En semanas pasadas comentamos que dos calificadoras cambiaron la perspectiva y la calificación de la deuda soberana de México. La mayor preocupación para ambas es el comportamiento de las finanzas públicas. Hoy hago un análisis de algunos datos de abril y les doy una opinión.
Los ingresos totales del sector público fueron de 2.95 billones de pesos. Casi 2 por ciento mayores a los del mismo periodo del año anterior, pero se quedan 3 por ciento debajo de lo presupuestado. Este dato es un foco amarillo, en el sentido de que no se llegó a la meta.
Respecto de los ingresos tributarios, la dinámica de recaudación del IVA es buena con un crecimiento por encima de la inflación de 0.4 por ciento. No sucede lo mismo con el ISR, que tuvo una disminución real anual de 6.2 por ciento.
La explicación operativa es que los pagos que se hacen con la presentación de la declaración anual fueron menores a lo esperado. La explicación de fondo es que la recaudación está sufriendo por el bajo nivel de crecimiento de la economía de México.
El Impuesto Especial sobre Producción y Servicios (IEPS) tuvo un buen comportamiento con un crecimiento real en el cuatrimestre de 12.7 por ciento. La dinámica se explica por lo que sucedió con el impuesto a los combustibles. Es importante plantear lo que puede suceder con este impuesto.
En los últimos años, el impuesto a las gasolinas ha sido una fuente de recaudación. El precio de las gasolinas en México es mayor al de Estados Unidos, aunque menor al de Europa.
La mala noticia es que la recaudación de IEPS en abril disminuyó. Está caída se explica por la decisión del gobierno de dar estímulos fiscales a los combustibles para tratar de minimizar los efectos de la crisis en Oriente Medio en la inflación al consumidor y en los costos de producción.
La realidad del conflicto plantea un dilema complejo. La opción que tomó el gobierno federal fue favorecer a consumidores y productores a costa de las finanzas públicas.
El otro rubro del que hay que entender su comportamiento es el gasto. Empiezo con la misma comparación que para el caso de ingresos. El gasto neto presupuestario del sector público fue de 3.17 billones de pesos. Más de 5 por ciento superior al del mismo periodo del año anterior, pero casi 10 por ciento debajo de lo presupuestado.
Los datos anteriores nos llevan a concluir que no hay mucha disciplina: menor crecimiento del ingreso que del gasto, mayor gasto que el año anterior, pero menos de lo que pensaba gastar.
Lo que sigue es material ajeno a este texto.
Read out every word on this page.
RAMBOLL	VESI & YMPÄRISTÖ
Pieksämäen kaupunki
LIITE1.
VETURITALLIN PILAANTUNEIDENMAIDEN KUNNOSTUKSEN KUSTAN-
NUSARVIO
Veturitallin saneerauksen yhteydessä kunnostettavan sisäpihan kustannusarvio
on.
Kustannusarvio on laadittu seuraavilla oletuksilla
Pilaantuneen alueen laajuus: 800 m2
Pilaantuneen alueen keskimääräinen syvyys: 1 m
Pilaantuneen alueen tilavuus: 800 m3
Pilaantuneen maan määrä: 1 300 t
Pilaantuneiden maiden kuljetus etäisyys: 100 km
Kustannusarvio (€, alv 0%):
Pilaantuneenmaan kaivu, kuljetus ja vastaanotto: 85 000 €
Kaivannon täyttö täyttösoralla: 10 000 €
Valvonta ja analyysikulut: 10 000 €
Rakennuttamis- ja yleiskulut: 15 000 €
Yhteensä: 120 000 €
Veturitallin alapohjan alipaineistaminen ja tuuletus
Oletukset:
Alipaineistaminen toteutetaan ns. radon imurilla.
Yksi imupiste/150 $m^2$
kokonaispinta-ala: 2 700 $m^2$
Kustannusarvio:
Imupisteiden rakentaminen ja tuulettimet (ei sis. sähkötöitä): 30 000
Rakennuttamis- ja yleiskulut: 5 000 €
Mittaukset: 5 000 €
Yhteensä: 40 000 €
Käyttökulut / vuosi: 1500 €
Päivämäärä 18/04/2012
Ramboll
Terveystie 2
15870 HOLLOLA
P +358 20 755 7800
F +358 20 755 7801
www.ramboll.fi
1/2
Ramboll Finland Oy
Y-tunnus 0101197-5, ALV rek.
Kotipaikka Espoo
El aumento del gasto social es elevado, ya que creció 10.9 por ciento real. Lo que más creció fue salud con 25.9 por ciento. Este comportamiento contrasta con la percepción sobre este gasto.
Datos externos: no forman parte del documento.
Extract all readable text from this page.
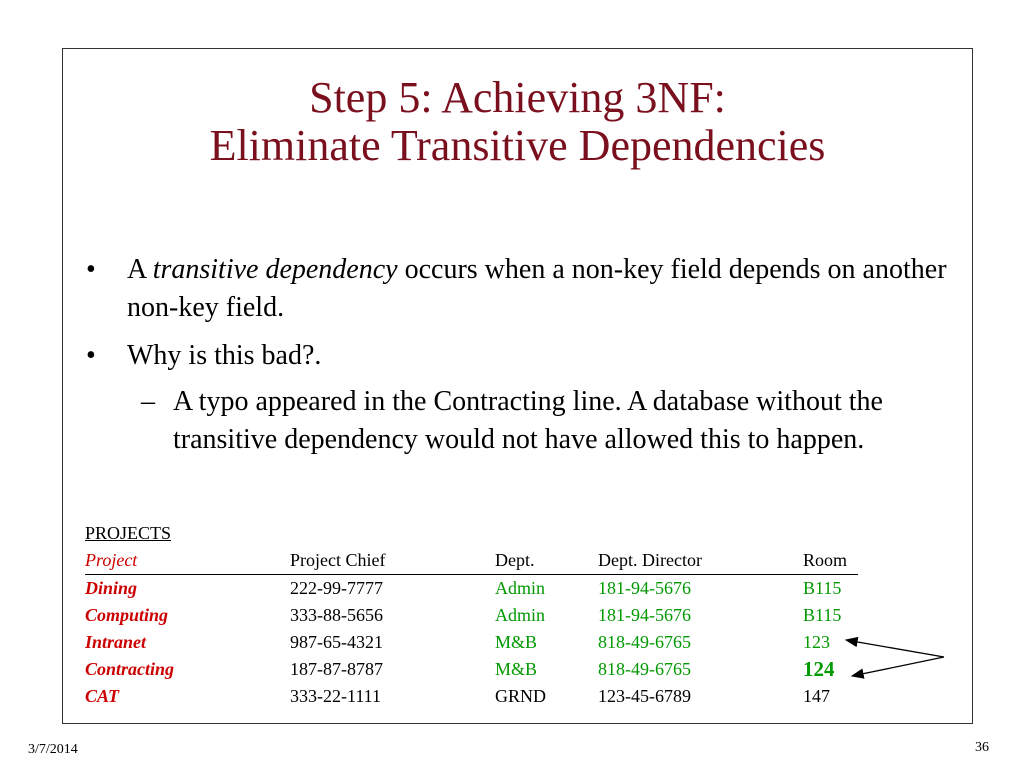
Step 5: Achieving 3NF:
Eliminate Transitive Dependencies
• A transitive dependency occurs when a non-key field depends on another non-key field.
• Why is this bad?.
– A typo appeared in the Contracting line. A database without the transitive dependency would not have allowed this to happen.
PROJECTS
Project	Project Chief	Dept.	Dept. Director	Room
Dining	222-99-7777	Admin	181-94-5676	B115
Computing	333-88-5656	Admin	181-94-5676	B115
Intranet	987-65-4321	M&B	818-49-6765	123
Contracting	187-87-8787	M&B	818-49-6765	124
CAT	333-22-1111	GRND	123-45-6789	147
3/7/2014	36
El aumento en el endeudamiento está llevando a que el gasto de intereses sea ya de casi 400 mil millones de pesos en el periodo. El monto es superior a 12 por ciento del gasto total. Es un monto relevante y que gana importancia.
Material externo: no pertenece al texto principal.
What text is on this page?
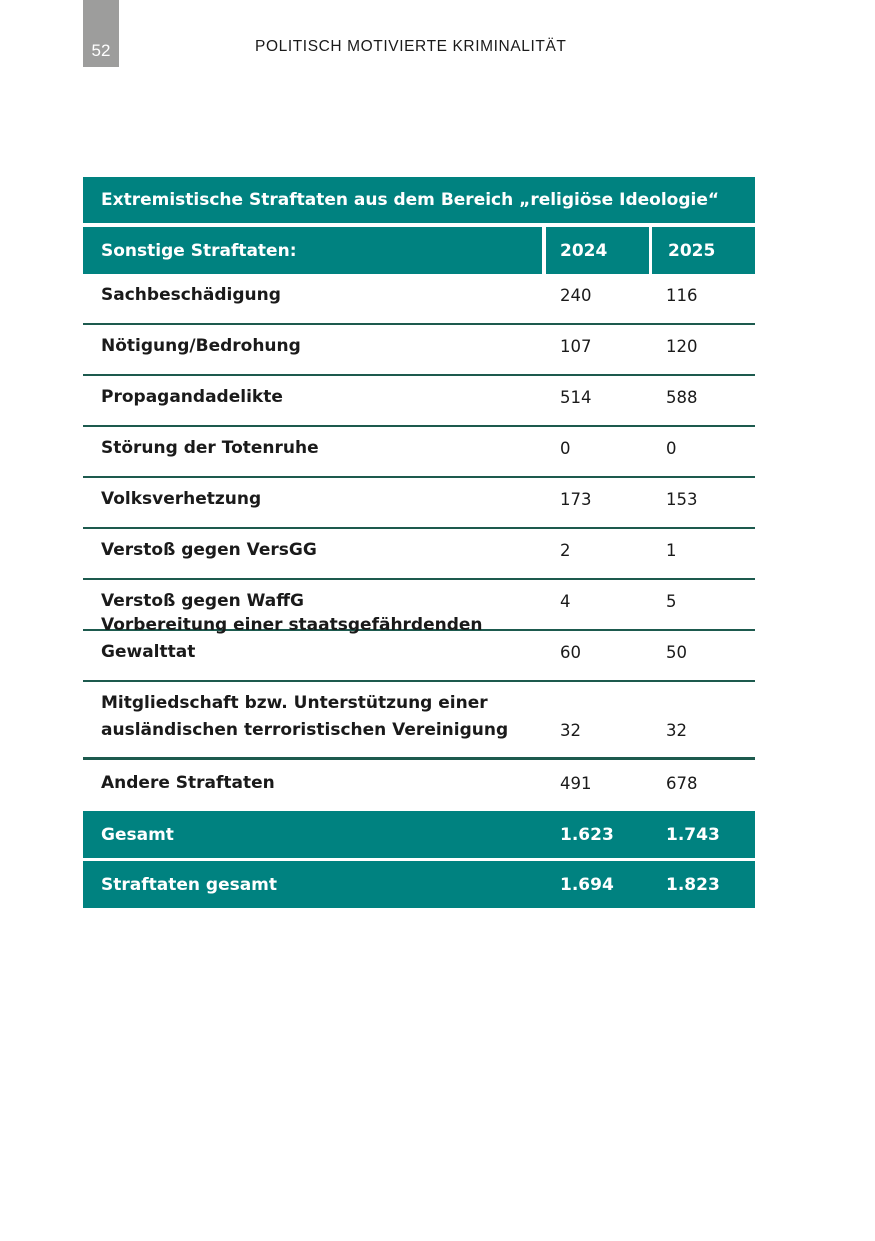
52	POLITISCH MOTIVIERTE KRIMINALITÄT
Extremistische Straftaten aus dem Bereich „religiöse Ideologie“
Sonstige Straftaten:	2024	2025
Sachbeschädigung	240	116
Nötigung/Bedrohung	107	120
Propagandadelikte	514	588
Störung der Totenruhe	0	0
Volksverhetzung	173	153
Verstoß gegen VersGG	2	1
Verstoß gegen WaffG	4	5
Vorbereitung einer staatsgefährdenden Gewalttat	60	50
Mitgliedschaft bzw. Unterstützung einer
ausländischen terroristischen Vereinigung	32	32
Andere Straftaten	491	678
Gesamt	1.623	1.743
Straftaten gesamt	1.694	1.823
El resultado del análisis es un mayor crecimiento de gastos que de ingresos, lo que implica un mayor déficit primario. En 2025 era de -107 mil millones de pesos y para 2026 es de -220 mil, es decir, más del doble.
Es evidente lo que se concluye de los datos: México no tiene buenos datos de finanzas públicas y el balance presupuestal se está deteriorando.